La hisrotia de los Buendia
Esta es
la historia de los Buendía, la estirpe que estuvo condenada a vivir cien años
de soledad. Los Buendía pudieron descansar en paz cuando nació la primera
criatura procreada en el amor verdadero.
José
Arcadio Buendía y su esposa, Úrsula, son los procreadores de José Arcadio
Buendía, el hijo mayor, y Aureliano Buendía, que más tarde sería coronel y
Amaranta, la menor; de estos tres nacerán cuatro generaciones que, de manera
cíclica como la historia, se irán relacionando y procreando entre ellos mismos,
salvo algunas excepciones. Ésta familia acompañada por otros esposos, mujeres y
niños, cruzan la sierra y en un lugar desierto encallado en el caribe fundan el
pueblo de Macondo; el pueblo es testigo de la felicidad, de la tristeza, de la
fortuna y de la desdicha en donde dignamente, durante mas de cien años, vivieron
los Buendía.
Guiado
por el asombro y la imaginación, José Arcadio Buendía se trastorna con la magia
y las invenciones que Melquíades lleva a Macondo cada año con el circo.
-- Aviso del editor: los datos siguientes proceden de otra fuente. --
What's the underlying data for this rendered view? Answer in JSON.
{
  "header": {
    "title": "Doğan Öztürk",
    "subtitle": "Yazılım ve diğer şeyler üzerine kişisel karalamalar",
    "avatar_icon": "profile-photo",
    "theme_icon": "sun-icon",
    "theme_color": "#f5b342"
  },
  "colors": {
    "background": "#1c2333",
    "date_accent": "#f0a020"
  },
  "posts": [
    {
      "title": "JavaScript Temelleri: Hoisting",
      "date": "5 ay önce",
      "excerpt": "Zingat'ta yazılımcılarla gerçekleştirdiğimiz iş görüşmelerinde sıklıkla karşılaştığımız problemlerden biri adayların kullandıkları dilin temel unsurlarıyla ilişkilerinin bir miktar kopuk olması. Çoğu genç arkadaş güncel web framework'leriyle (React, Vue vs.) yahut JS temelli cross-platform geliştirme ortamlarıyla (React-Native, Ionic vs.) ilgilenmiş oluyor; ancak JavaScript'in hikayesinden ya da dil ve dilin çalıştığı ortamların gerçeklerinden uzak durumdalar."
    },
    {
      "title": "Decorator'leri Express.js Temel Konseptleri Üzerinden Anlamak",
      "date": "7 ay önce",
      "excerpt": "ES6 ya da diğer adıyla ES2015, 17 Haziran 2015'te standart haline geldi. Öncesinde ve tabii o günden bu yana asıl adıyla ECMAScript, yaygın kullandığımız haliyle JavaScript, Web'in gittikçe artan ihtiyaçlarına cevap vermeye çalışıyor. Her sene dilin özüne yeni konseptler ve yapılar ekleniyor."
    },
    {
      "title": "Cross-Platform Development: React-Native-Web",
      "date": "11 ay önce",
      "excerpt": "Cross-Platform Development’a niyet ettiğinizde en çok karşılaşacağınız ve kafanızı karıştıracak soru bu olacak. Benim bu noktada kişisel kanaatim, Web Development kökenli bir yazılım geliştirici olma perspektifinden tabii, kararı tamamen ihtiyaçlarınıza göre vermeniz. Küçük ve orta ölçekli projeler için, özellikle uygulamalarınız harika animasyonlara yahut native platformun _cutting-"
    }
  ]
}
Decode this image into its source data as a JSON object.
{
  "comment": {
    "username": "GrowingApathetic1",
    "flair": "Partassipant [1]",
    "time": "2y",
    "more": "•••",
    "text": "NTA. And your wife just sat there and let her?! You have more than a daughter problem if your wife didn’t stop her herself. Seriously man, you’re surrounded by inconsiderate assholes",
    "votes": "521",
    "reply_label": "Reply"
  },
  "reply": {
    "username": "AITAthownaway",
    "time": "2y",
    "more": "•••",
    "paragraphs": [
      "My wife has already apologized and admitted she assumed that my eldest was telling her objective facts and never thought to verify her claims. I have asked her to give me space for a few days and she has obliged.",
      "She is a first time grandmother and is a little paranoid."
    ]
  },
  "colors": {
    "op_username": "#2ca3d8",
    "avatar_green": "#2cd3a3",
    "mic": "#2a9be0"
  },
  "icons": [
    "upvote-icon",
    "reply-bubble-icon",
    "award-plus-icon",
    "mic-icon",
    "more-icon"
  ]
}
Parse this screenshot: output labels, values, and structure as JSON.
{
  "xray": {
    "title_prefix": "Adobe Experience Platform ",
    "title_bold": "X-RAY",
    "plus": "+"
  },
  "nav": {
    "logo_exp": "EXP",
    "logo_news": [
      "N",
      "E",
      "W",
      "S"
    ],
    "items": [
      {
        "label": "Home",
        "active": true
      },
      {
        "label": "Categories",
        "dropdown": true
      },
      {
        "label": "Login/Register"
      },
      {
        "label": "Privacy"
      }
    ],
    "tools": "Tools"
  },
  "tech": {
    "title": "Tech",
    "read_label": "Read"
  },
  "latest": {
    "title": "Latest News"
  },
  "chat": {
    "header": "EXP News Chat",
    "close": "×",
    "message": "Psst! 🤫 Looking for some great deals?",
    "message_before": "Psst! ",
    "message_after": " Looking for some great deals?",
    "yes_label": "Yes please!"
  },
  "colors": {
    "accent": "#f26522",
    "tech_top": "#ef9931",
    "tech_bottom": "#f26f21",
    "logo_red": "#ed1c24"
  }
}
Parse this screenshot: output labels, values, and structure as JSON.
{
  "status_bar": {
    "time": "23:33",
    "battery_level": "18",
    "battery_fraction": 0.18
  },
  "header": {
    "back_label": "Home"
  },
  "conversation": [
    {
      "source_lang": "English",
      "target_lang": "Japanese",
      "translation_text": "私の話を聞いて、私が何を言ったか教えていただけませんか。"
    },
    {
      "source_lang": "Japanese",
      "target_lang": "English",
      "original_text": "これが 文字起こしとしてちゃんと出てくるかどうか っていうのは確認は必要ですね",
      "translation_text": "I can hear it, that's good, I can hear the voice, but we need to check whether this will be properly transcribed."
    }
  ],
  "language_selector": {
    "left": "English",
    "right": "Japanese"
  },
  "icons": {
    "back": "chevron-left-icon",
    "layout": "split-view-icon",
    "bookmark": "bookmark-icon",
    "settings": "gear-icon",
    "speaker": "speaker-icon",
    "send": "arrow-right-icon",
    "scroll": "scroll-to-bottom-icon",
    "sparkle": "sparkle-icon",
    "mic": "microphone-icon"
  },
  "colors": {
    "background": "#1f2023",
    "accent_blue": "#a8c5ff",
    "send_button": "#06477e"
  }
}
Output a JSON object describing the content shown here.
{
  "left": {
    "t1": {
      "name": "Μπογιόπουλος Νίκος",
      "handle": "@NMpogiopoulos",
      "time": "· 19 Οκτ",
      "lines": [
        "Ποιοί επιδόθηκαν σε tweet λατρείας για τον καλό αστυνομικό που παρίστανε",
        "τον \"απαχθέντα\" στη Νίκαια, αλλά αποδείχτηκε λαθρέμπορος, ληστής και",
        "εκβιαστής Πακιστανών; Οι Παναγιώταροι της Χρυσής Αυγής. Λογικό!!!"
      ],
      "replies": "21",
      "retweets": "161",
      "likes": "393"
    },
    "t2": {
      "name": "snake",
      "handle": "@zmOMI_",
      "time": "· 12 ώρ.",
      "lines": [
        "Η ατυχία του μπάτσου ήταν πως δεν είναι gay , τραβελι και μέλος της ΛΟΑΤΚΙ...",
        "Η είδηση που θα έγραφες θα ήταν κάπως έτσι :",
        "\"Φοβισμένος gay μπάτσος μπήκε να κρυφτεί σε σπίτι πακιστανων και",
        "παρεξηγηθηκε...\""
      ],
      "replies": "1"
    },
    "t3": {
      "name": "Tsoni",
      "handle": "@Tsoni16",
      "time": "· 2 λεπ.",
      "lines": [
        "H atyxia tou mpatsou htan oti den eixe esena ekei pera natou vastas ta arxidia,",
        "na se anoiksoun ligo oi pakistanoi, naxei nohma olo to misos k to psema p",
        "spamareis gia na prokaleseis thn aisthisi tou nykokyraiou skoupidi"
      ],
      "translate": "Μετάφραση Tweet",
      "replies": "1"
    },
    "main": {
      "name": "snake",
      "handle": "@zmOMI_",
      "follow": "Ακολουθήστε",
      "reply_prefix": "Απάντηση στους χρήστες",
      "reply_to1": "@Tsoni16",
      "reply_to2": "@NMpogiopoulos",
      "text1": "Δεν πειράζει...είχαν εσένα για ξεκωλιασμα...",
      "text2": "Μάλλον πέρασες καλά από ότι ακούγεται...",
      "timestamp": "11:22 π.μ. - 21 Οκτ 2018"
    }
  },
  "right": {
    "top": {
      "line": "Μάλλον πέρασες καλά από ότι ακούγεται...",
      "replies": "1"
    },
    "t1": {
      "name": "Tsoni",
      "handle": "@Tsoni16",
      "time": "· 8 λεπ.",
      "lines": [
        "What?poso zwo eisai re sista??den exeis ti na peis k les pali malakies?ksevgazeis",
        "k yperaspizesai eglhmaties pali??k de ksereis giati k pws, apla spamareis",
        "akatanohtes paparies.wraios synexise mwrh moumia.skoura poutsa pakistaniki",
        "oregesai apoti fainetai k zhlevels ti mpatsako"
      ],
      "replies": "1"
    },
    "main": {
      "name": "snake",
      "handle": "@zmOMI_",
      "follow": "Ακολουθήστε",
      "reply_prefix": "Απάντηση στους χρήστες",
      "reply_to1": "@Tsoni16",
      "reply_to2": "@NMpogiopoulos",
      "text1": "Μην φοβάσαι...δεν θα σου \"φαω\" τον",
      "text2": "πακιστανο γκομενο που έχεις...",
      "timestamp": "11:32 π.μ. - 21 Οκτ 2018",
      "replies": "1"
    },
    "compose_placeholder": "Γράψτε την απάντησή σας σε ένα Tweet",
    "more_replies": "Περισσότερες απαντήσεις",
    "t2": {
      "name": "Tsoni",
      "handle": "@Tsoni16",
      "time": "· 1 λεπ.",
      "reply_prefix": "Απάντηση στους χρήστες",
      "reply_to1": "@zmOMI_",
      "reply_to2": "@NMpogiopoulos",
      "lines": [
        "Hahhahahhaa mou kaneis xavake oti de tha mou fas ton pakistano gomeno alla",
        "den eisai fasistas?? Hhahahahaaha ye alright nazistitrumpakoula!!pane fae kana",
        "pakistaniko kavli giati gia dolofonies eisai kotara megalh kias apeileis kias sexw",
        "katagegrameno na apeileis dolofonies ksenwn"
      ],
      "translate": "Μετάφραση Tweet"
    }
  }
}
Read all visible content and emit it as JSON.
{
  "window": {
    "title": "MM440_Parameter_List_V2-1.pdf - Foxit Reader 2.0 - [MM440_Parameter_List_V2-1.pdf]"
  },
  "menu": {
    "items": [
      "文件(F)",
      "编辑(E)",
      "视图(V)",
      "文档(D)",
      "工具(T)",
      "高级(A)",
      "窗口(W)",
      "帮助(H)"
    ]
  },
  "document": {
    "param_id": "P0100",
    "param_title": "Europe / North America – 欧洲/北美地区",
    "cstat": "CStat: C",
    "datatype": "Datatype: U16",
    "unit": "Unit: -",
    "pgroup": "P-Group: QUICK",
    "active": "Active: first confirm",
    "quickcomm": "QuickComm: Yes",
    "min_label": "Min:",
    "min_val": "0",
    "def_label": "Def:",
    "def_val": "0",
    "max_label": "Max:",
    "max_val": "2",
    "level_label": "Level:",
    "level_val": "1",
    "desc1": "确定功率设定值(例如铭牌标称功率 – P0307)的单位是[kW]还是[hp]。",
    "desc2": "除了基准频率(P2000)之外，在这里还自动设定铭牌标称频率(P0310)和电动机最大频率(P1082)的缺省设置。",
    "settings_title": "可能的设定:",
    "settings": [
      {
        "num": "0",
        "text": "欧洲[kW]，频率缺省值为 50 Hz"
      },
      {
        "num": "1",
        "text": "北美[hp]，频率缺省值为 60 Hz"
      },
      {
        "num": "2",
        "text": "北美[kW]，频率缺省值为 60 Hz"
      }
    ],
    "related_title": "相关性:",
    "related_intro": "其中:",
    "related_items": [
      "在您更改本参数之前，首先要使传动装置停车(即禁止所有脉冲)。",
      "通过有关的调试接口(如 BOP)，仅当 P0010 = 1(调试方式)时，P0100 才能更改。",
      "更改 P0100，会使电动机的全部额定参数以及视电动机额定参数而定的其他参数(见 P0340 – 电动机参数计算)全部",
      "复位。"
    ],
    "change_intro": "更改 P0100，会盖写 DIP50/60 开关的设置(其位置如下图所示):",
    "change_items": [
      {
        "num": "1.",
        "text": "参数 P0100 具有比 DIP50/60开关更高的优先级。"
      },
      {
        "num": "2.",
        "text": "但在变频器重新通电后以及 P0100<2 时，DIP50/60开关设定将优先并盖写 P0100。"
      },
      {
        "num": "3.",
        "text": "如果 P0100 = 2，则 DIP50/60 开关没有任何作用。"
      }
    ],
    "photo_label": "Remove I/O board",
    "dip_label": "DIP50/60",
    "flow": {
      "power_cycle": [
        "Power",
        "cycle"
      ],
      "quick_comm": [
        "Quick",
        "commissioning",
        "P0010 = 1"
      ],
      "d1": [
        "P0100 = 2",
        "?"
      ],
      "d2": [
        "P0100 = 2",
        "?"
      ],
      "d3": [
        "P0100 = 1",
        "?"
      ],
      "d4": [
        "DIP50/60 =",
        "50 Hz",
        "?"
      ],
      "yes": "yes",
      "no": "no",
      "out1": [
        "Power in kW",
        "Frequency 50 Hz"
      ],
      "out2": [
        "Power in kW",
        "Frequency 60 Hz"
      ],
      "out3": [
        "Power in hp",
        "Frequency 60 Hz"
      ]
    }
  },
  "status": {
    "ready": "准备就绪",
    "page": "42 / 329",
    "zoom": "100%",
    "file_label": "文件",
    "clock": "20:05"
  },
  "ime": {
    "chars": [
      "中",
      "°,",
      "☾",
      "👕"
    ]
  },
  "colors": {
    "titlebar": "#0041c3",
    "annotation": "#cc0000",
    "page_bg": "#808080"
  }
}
La
obsesión de José Arcadio por las empresas mas inimaginables y su cercana relación
con el gitano, Melquíades, son las constantes que marcaran y confirmarán su
destino y el de toda su familia. Las relaciones de pasión-amor-odio más fuertes
y destructivas se darán en el transcurrir de cuatro generaciones impregnadas
por la superstición, el miedo, la religión, la soledad, la inocencia y la
solidaridad. Los nombres se van perpetuando de generación en generación como
los lazos carnales entre los primos y las tías, los hermanos y las abuelas,
etcétera. Por la vida de los Buendía conocemos la historia de Macondo, del
caribe y de América. La devastación de la tierra con la fiebre de los bananos,
una guerra civil, la creación de los sindicatos.
Los
Aurelianos son pensativos, meditabundos y combativos; Los José Arcadios son
parranderos, obsesivos, y, locos, son todos. De estas historias personales que
construyen la gran historia familiar nacen y viven los seres más extraños,
mágicos y desolados que el mundo allá antes visto.